# Opinion about early model VW Westfalia Van



## Nik333 (Mar 1, 2015)

I'm considering a '70-80's VW Westfalia Van for infrequent use and for camping with my animals - they like to watch the wildlife at nite. I did have a Karmann Ghia, years ago, so know about the lack of power. My main concern would be security, & cost of maintenance. That elevated roof portion looks like a large animal could get in before you could shut it? Worst predator would be human. What do you think of the van?


----------



## BigJim (Sep 2, 2008)

If it has fuel injectors, pass on it, that thing will catch fire before you know it.


----------



## Nik333 (Mar 1, 2015)

Based on the ratio of replies to question, I guess i's not a good idea!:biggrin2:


----------



## paintdrying (Jul 13, 2012)

I am no expert, their are some models that turned out to be okay. They are best to pass on because of reliability problems.


----------



## manatee (May 13, 2013)

The '69 that we had was a good trouble free vehicle.
The '73 had carburater problems and the heads became loose and that was a problem.
The '80 had the same engine as the '73 and the same problems.
Later years had the infamous waterboxer engine. There are kits available to replace the waterboxer with Subaru, Ford or Passat engines.
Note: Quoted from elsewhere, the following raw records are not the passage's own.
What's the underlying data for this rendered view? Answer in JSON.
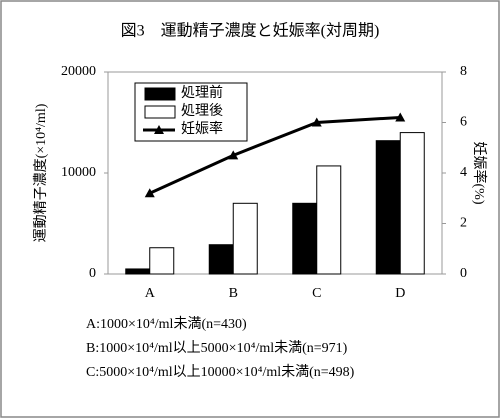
{
  "chart_data": {
    "type": "bar",
    "title": "図3　運動精子濃度と妊娠率(対周期)",
    "y_label": "運動精子濃度(×10⁴/ml)",
    "y2_label": "妊娠率(%)",
    "categories": [
      "A",
      "B",
      "C",
      "D"
    ],
    "series": [
      {
        "name": "処理前",
        "color": "#000000",
        "values": [
          500,
          2900,
          7000,
          13200
        ]
      },
      {
        "name": "処理後",
        "color": "#ffffff",
        "values": [
          2600,
          7000,
          10700,
          14000
        ]
      },
      {
        "name": "妊娠率",
        "type": "line",
        "axis": "y2",
        "color": "#000000",
        "values": [
          3.2,
          4.7,
          6.0,
          6.2
        ]
      }
    ],
    "ylim": [
      0,
      20000
    ],
    "yticks": [
      0,
      10000,
      20000
    ],
    "y2lim": [
      0,
      8
    ],
    "y2ticks": [
      0,
      2,
      4,
      6,
      8
    ],
    "annotations": [
      "A:1000×10⁴/ml未満(n=430)",
      "B:1000×10⁴/ml以上5000×10⁴/ml未満(n=971)",
      "C:5000×10⁴/ml以上10000×10⁴/ml未満(n=498)"
    ]
  }
}
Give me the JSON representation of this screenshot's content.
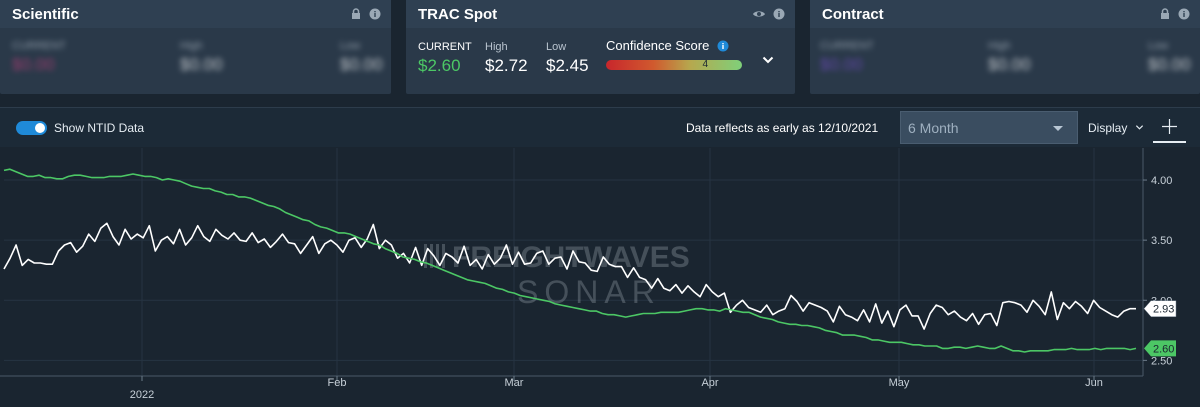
{
  "cards": {
    "scientific": {
      "title": "Scientific",
      "current_label": "CURRENT",
      "current_value": "$0.00",
      "high_label": "High",
      "high_value": "$0.00",
      "low_label": "Low",
      "low_value": "$0.00"
    },
    "trac": {
      "title": "TRAC Spot",
      "current_label": "CURRENT",
      "current_value": "$2.60",
      "high_label": "High",
      "high_value": "$2.72",
      "low_label": "Low",
      "low_value": "$2.45",
      "confidence_label": "Confidence Score",
      "confidence_value": "4"
    },
    "contract": {
      "title": "Contract",
      "current_label": "CURRENT",
      "current_value": "$0.00",
      "high_label": "High",
      "high_value": "$0.00",
      "low_label": "Low",
      "low_value": "$0.00"
    }
  },
  "toolbar": {
    "toggle_label": "Show NTID Data",
    "reflect_text": "Data reflects as early as 12/10/2021",
    "range_value": "6 Month",
    "display_label": "Display"
  },
  "colors": {
    "accent": "#1f8ad8",
    "green": "#4cc765",
    "white_series": "#ffffff",
    "bg": "#1a2530"
  },
  "chart_data": {
    "type": "line",
    "watermark": [
      "FREIGHTWAVES",
      "SONAR"
    ],
    "x_ticks": [
      "2022",
      "Feb",
      "Mar",
      "Apr",
      "May",
      "Jun"
    ],
    "y_ticks": [
      "4.00",
      "3.50",
      "3.00",
      "2.50"
    ],
    "ylim": [
      2.42,
      4.2
    ],
    "series": [
      {
        "color": "#ffffff",
        "last_label": "2.93",
        "values": [
          3.26,
          3.35,
          3.46,
          3.29,
          3.34,
          3.31,
          3.31,
          3.3,
          3.3,
          3.41,
          3.46,
          3.48,
          3.4,
          3.45,
          3.55,
          3.49,
          3.6,
          3.64,
          3.53,
          3.46,
          3.59,
          3.51,
          3.55,
          3.52,
          3.62,
          3.41,
          3.5,
          3.53,
          3.47,
          3.59,
          3.46,
          3.52,
          3.62,
          3.53,
          3.49,
          3.59,
          3.54,
          3.51,
          3.56,
          3.5,
          3.49,
          3.56,
          3.48,
          3.51,
          3.44,
          3.49,
          3.55,
          3.48,
          3.47,
          3.39,
          3.46,
          3.53,
          3.39,
          3.47,
          3.5,
          3.46,
          3.4,
          3.5,
          3.52,
          3.44,
          3.51,
          3.63,
          3.43,
          3.5,
          3.46,
          3.35,
          3.39,
          3.31,
          3.44,
          3.29,
          3.43,
          3.37,
          3.29,
          3.39,
          3.36,
          3.31,
          3.45,
          3.29,
          3.34,
          3.26,
          3.38,
          3.3,
          3.35,
          3.46,
          3.3,
          3.4,
          3.3,
          3.31,
          3.39,
          3.41,
          3.3,
          3.35,
          3.36,
          3.26,
          3.41,
          3.32,
          3.31,
          3.25,
          3.24,
          3.36,
          3.3,
          3.28,
          3.28,
          3.19,
          3.27,
          3.19,
          3.17,
          3.1,
          3.18,
          3.1,
          3.08,
          3.13,
          3.06,
          3.12,
          3.07,
          3.03,
          3.13,
          3.07,
          3.03,
          3.06,
          2.9,
          2.96,
          3.0,
          2.94,
          2.92,
          2.9,
          2.96,
          2.88,
          2.91,
          2.93,
          3.04,
          2.99,
          2.91,
          2.98,
          2.96,
          2.94,
          2.91,
          2.82,
          2.95,
          2.88,
          2.86,
          2.83,
          2.92,
          2.82,
          2.97,
          2.81,
          2.91,
          2.78,
          2.92,
          2.96,
          2.87,
          2.87,
          2.76,
          2.89,
          2.96,
          2.94,
          2.88,
          2.91,
          2.86,
          2.83,
          2.89,
          2.8,
          2.88,
          2.89,
          2.79,
          2.98,
          2.99,
          2.98,
          2.96,
          2.9,
          3.0,
          2.95,
          2.88,
          3.07,
          2.84,
          2.98,
          2.93,
          2.99,
          2.95,
          2.89,
          3.0,
          2.94,
          2.91,
          2.88,
          2.86,
          2.91,
          2.93,
          2.93
        ]
      },
      {
        "color": "#4cc765",
        "last_label": "2.60",
        "values": [
          4.08,
          4.09,
          4.07,
          4.05,
          4.03,
          4.03,
          4.04,
          4.02,
          4.02,
          4.01,
          4.01,
          4.03,
          4.04,
          4.04,
          4.03,
          4.02,
          4.02,
          4.02,
          4.03,
          4.03,
          4.03,
          4.04,
          4.05,
          4.04,
          4.03,
          4.03,
          4.02,
          4.0,
          4.01,
          4.0,
          3.99,
          3.97,
          3.95,
          3.94,
          3.93,
          3.93,
          3.91,
          3.9,
          3.88,
          3.88,
          3.86,
          3.86,
          3.85,
          3.83,
          3.81,
          3.79,
          3.78,
          3.76,
          3.73,
          3.71,
          3.69,
          3.67,
          3.66,
          3.63,
          3.61,
          3.6,
          3.58,
          3.56,
          3.56,
          3.55,
          3.53,
          3.51,
          3.49,
          3.47,
          3.46,
          3.43,
          3.41,
          3.39,
          3.36,
          3.35,
          3.34,
          3.32,
          3.31,
          3.29,
          3.27,
          3.25,
          3.23,
          3.21,
          3.19,
          3.17,
          3.16,
          3.15,
          3.14,
          3.12,
          3.1,
          3.09,
          3.07,
          3.06,
          3.04,
          3.03,
          3.02,
          3.01,
          3.0,
          2.99,
          2.97,
          2.96,
          2.95,
          2.94,
          2.93,
          2.92,
          2.91,
          2.91,
          2.89,
          2.88,
          2.88,
          2.87,
          2.86,
          2.87,
          2.88,
          2.89,
          2.89,
          2.89,
          2.9,
          2.9,
          2.9,
          2.9,
          2.91,
          2.92,
          2.93,
          2.93,
          2.92,
          2.92,
          2.91,
          2.93,
          2.92,
          2.91,
          2.9,
          2.9,
          2.88,
          2.86,
          2.85,
          2.84,
          2.82,
          2.81,
          2.8,
          2.8,
          2.79,
          2.79,
          2.78,
          2.77,
          2.75,
          2.74,
          2.73,
          2.71,
          2.71,
          2.71,
          2.7,
          2.69,
          2.67,
          2.67,
          2.66,
          2.65,
          2.65,
          2.65,
          2.64,
          2.63,
          2.63,
          2.62,
          2.62,
          2.62,
          2.6,
          2.6,
          2.61,
          2.61,
          2.6,
          2.61,
          2.62,
          2.61,
          2.6,
          2.6,
          2.62,
          2.6,
          2.58,
          2.58,
          2.57,
          2.58,
          2.58,
          2.58,
          2.58,
          2.59,
          2.59,
          2.59,
          2.6,
          2.59,
          2.59,
          2.59,
          2.6,
          2.59,
          2.6,
          2.6,
          2.6,
          2.6,
          2.59,
          2.6
        ]
      }
    ]
  }
}
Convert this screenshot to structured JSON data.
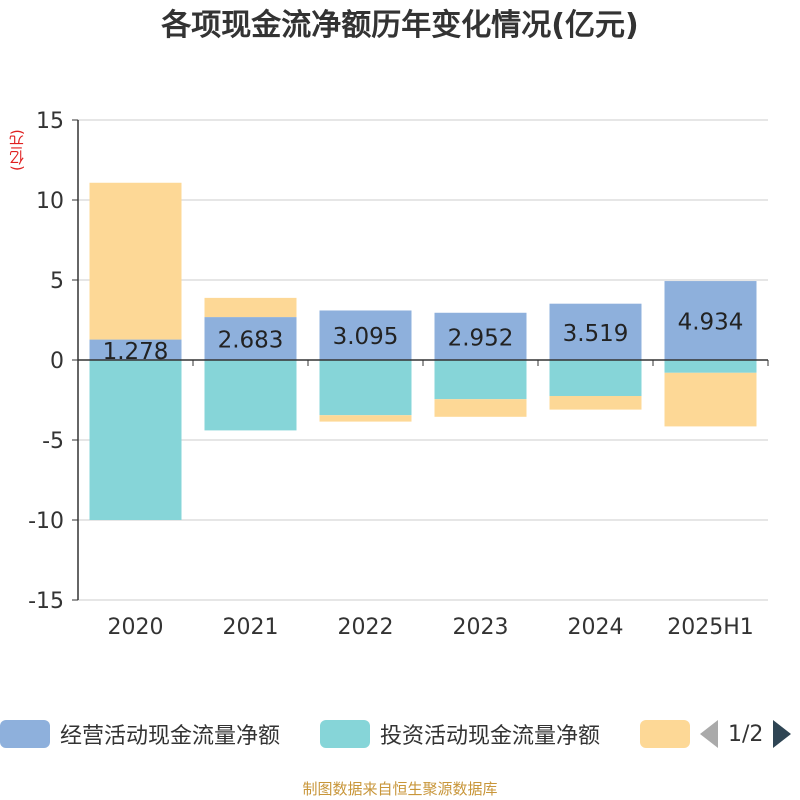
{
  "title": "各项现金流净额历年变化情况(亿元)",
  "unit_label": "(亿元)",
  "footer": "制图数据来自恒生聚源数据库",
  "legend": {
    "items": [
      {
        "label": "经营活动现金流量净额",
        "color": "#8eb0dc"
      },
      {
        "label": "投资活动现金流量净额",
        "color": "#86d5d8"
      },
      {
        "label": "",
        "color": "#fdd896"
      }
    ],
    "page": "1/2"
  },
  "chart_data": {
    "type": "bar",
    "stacked": true,
    "categories": [
      "2020",
      "2021",
      "2022",
      "2023",
      "2024",
      "2025H1"
    ],
    "ylim": [
      -15,
      15
    ],
    "yticks": [
      15,
      10,
      5,
      0,
      -5,
      -10,
      -15
    ],
    "grid": true,
    "legend_position": "bottom",
    "series": [
      {
        "name": "经营活动现金流量净额",
        "color": "#8eb0dc",
        "values": [
          1.278,
          2.683,
          3.095,
          2.952,
          3.519,
          4.934
        ],
        "show_labels": true
      },
      {
        "name": "投资活动现金流量净额",
        "color": "#86d5d8",
        "values": [
          -10.0,
          -4.4,
          -3.45,
          -2.45,
          -2.25,
          -0.8
        ],
        "show_labels": false
      },
      {
        "color": "#fdd896",
        "values": [
          9.8,
          1.2,
          -0.4,
          -1.1,
          -0.85,
          -3.35
        ],
        "show_labels": false
      }
    ]
  }
}
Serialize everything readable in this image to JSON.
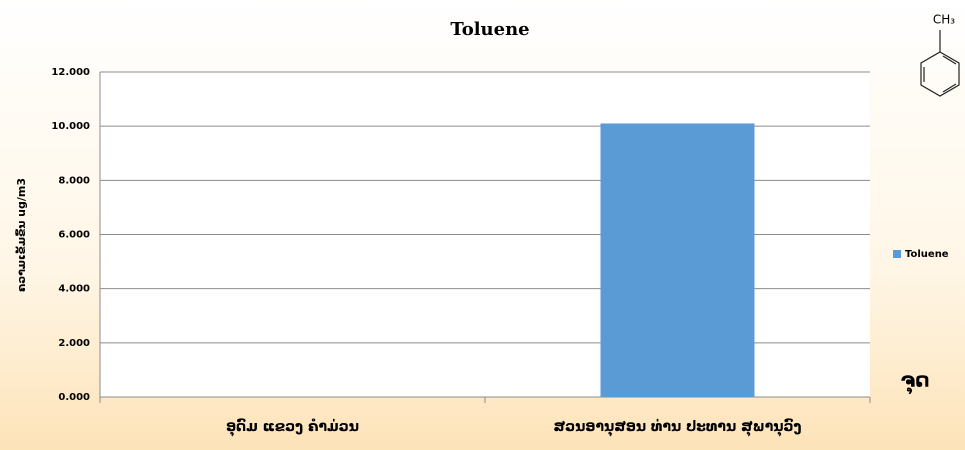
{
  "chart_data": {
    "type": "bar",
    "title": "Toluene",
    "categories": [
      "ອຸດົມ ແຂວງ ຄຳມ່ວນ",
      "ສວນອານຸສອນ ທ່ານ ປະທານ ສຸພານຸວົງ"
    ],
    "series": [
      {
        "name": "Toluene",
        "color": "#5b9bd5",
        "values": [
          0,
          10.1
        ]
      }
    ],
    "y_label": "ຄວາມເຂັ້ມຂົ້ນ ug/m3",
    "x_label": "ຈຸດ",
    "molecule_label": "CH₃",
    "ylim": [
      0,
      12
    ],
    "yticks": [
      {
        "value": 0,
        "label": "0.000"
      },
      {
        "value": 2,
        "label": "2.000"
      },
      {
        "value": 4,
        "label": "4.000"
      },
      {
        "value": 6,
        "label": "6.000"
      },
      {
        "value": 8,
        "label": "8.000"
      },
      {
        "value": 10,
        "label": "10.000"
      },
      {
        "value": 12,
        "label": "12.000"
      }
    ],
    "grid": true,
    "legend": "right"
  }
}
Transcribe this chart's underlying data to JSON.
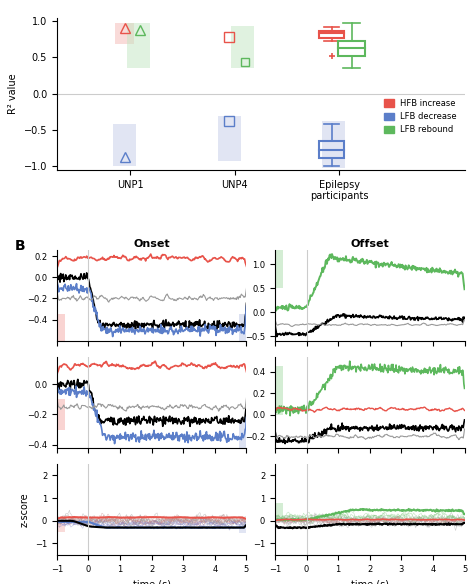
{
  "panel_a": {
    "categories": [
      "UNP1",
      "UNP4",
      "Epilepsy\nparticipants"
    ],
    "red_triangle_unp1": [
      0.9
    ],
    "green_triangle_unp1": [
      0.88
    ],
    "blue_triangle_unp1": [
      -0.87
    ],
    "red_square_unp4": [
      0.78
    ],
    "green_squares_unp4": [
      0.44,
      0.42
    ],
    "blue_square_unp4": [
      -0.38
    ],
    "red_box": {
      "q1": 0.77,
      "median": 0.83,
      "q3": 0.87,
      "whisker_low": 0.73,
      "whisker_high": 0.92,
      "outlier": 0.52
    },
    "green_box": {
      "q1": 0.52,
      "median": 0.63,
      "q3": 0.72,
      "whisker_low": 0.35,
      "whisker_high": 0.97
    },
    "blue_box": {
      "q1": -0.88,
      "median": -0.78,
      "q3": -0.65,
      "whisker_low": -1.0,
      "whisker_high": -0.42
    }
  },
  "colors": {
    "red": "#e8534a",
    "blue": "#5b7ec9",
    "green": "#5db85d",
    "red_bg": "#f5b8b5",
    "green_bg": "#c3e6c3",
    "blue_bg": "#c5cde8",
    "gray": "#999999",
    "darkgray": "#555555",
    "lightgray": "#cccccc"
  },
  "legend": [
    "HFB increase",
    "LFB decrease",
    "LFB rebound"
  ]
}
The first Vanagon was in 1980. They were nice cars with crappy engines.


----------



## cleveman (Dec 17, 2011)

I have my own version of the camper van. It is a '01 Golf tdi with a tent in the trunk. Works fabulously.


----------



## Nik333 (Mar 1, 2015)

Ha,ha! I already have a tent in my sedan's trunk. Last camping trip had a little problem with two guys jimmying my window in the dead of a rainy night then checking the tent. A woman told me you need a dog or a man along, one or the other, it doesn't matter, either or :} Her husband was within earshot! :2guns:


----------



## r___r (May 5, 2015)

If these were around, you could have another VW, you could modify the engine for plenty of power, you wouldn't worry about fabric walls, and room for you and your animals


----------



## Nik333 (Mar 1, 2015)

That's amazing! I don't remember ever seeing one. Many of my friends had VW Beetles or Bugs as I think we called them. The trailer is almost like a precursor to an RV. I wonder why they disappeared? Looks like thin metal, maybe rusted out quickly? Nowadays with so many SUVs on the road, I don't think I'd feel safe in a Bug :}

I'll have to remember manatee's comment about '69 VW Westfalia Vans. That's one good thing about California's huge population - lots of old cars. I'm no where near a hippie, my dad wanted me to get one as my first car.


----------